Ensino

06/09/2019

Programação conscientiza sobre o bullying e ajuda na autoestima de alunos

Ao perceber o aumento no número de relatos sobre bullying e observar o impacto disso na autoestima dos alunos, a pedagoga Danieli Rampelotti, do Colégio Estadual Luiza Ross, no bairro Boqueirão, em Curitiba, entendeu que a escola precisava promover o debate sobre os riscos da prática de atos violentos e repetidos em relação a uma mesma pessoa, e incentivar o acolhimento entre os cerca de mil jovens recebidos todos os dias pelo colégio. 

A pedagoga propôs oferecer aos alunos oficinas de Scratch – software de programação simples, ideal para quem tem pouco conhecimento na área – e trabalhar, por meio da tecnologia, a valorização da vida.

“Eu convidei um aluno que domina a parte tecnológica para ajudar os outros. Ele deu uma palestra sobre uso do celular, o que fazer quando ele é roubado e como recuperar os dados. Também deu as instruções de como usar o software de programação e, a partir daí, eles foram fazendo as próprias criações de bonecos e personagens que incentivassem a valorização da vida e rejeitassem o bullying, que ainda é algo comum, infelizmente, dentro do ambiente escolar”, conta a pedagoga.
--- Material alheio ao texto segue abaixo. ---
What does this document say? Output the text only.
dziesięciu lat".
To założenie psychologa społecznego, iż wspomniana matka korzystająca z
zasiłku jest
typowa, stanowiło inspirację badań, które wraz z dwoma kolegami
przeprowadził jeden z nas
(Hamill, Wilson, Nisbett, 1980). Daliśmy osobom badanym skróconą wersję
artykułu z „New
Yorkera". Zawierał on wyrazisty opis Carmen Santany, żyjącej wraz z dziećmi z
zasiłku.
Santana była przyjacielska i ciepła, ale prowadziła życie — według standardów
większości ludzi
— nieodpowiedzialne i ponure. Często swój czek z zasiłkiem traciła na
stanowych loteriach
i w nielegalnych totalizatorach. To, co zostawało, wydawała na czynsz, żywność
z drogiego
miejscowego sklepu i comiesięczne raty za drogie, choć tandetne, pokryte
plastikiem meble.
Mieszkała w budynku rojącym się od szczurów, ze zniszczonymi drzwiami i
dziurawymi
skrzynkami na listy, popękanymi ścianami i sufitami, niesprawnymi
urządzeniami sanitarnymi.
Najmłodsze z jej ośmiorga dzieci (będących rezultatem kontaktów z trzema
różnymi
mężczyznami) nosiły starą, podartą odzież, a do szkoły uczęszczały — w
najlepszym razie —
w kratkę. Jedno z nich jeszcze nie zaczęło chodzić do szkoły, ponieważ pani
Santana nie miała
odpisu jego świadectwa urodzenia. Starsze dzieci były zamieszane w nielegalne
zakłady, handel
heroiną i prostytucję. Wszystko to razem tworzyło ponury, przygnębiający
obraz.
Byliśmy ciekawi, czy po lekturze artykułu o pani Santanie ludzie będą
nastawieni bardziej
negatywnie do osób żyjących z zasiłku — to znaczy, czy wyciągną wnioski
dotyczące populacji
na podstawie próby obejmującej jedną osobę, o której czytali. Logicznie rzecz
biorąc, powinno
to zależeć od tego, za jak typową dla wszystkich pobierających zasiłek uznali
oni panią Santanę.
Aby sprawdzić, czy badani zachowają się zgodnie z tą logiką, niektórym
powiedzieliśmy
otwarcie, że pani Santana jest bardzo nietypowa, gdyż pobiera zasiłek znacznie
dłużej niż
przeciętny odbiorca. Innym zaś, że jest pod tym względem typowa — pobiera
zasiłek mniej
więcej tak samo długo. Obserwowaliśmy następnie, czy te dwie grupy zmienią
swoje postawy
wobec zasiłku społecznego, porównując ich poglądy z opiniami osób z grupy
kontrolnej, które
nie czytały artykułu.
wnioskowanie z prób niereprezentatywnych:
O Scratch é um software gratuito de programação em blocos, com versões on-line e off-line, desenvolvido pelo Instituto de Tecnologia de Massachusetts (MIT, da sigla em inglês). A ideia é que qualquer pessoa consiga programar com o software, já que a programação por blocos é bastante intuitiva, pois segue uma lógica de encaixe, em que cada forma e cor possui uma ação diferente.

Por usar uma linguagem simples, todos os participantes puderam usar a imaginação e colocar suas ideias em prática no programa. Nos computadores da escola, os estudantes recriaram situações do cotidiano que influenciam negativamente a vida das pessoas, tais como comentários agressivos e brincadeiras negativas que podem levar a graves problemas psicológicos.

VENCENDO O BULLYING –  Para o estudante da terceira série do Ensino Médio Eduardo Cavanholi, de 17 anos, a iniciativa fez toda a diferença. Ele conta que já sofreu bullying, e que isso influenciou negativamente na sua qualidade de vida e rendimento escolar.

“Achei a iniciativa muito interessante, porque a gente está na escola para aprender. As pessoas esquecem que bullying existe e muita gente não conta para ninguém por medo de perder os amigos. A atividade foi uma forma de fazer com que as pessoas percebessem as consequências disso”, conta o jovem, que disse que “viu a vida mudar” após a iniciativa.

OUTRAS AÇÕES – Além dessa oficina, a direção escolar também ofereceu aos alunos palestras motivacionais e atividades variadas, como grafite e criação de um blog com poesias e frases a favor da vida.

Além disso, foram feitos dois painéis nos corredores da escola. No espaço compartilhado por todos, os estudantes têm a liberdade de deixar frases que reforçam a importância que cada um tem no mundo e como as diferenças devem ser respeitadas.

Segundo a pedagoga Daniele, isso tudo foi muito importante para os alunos. Ela diz que os estudantes receberam muito bem cada ideia porque as ações foram ao encontro exatamente daquilo que eles precisavam, como atenção e sensação de cuidado. Ela acrescenta: “Transformar a vida de um aluno é maravilhoso. Então, foi muito válido”.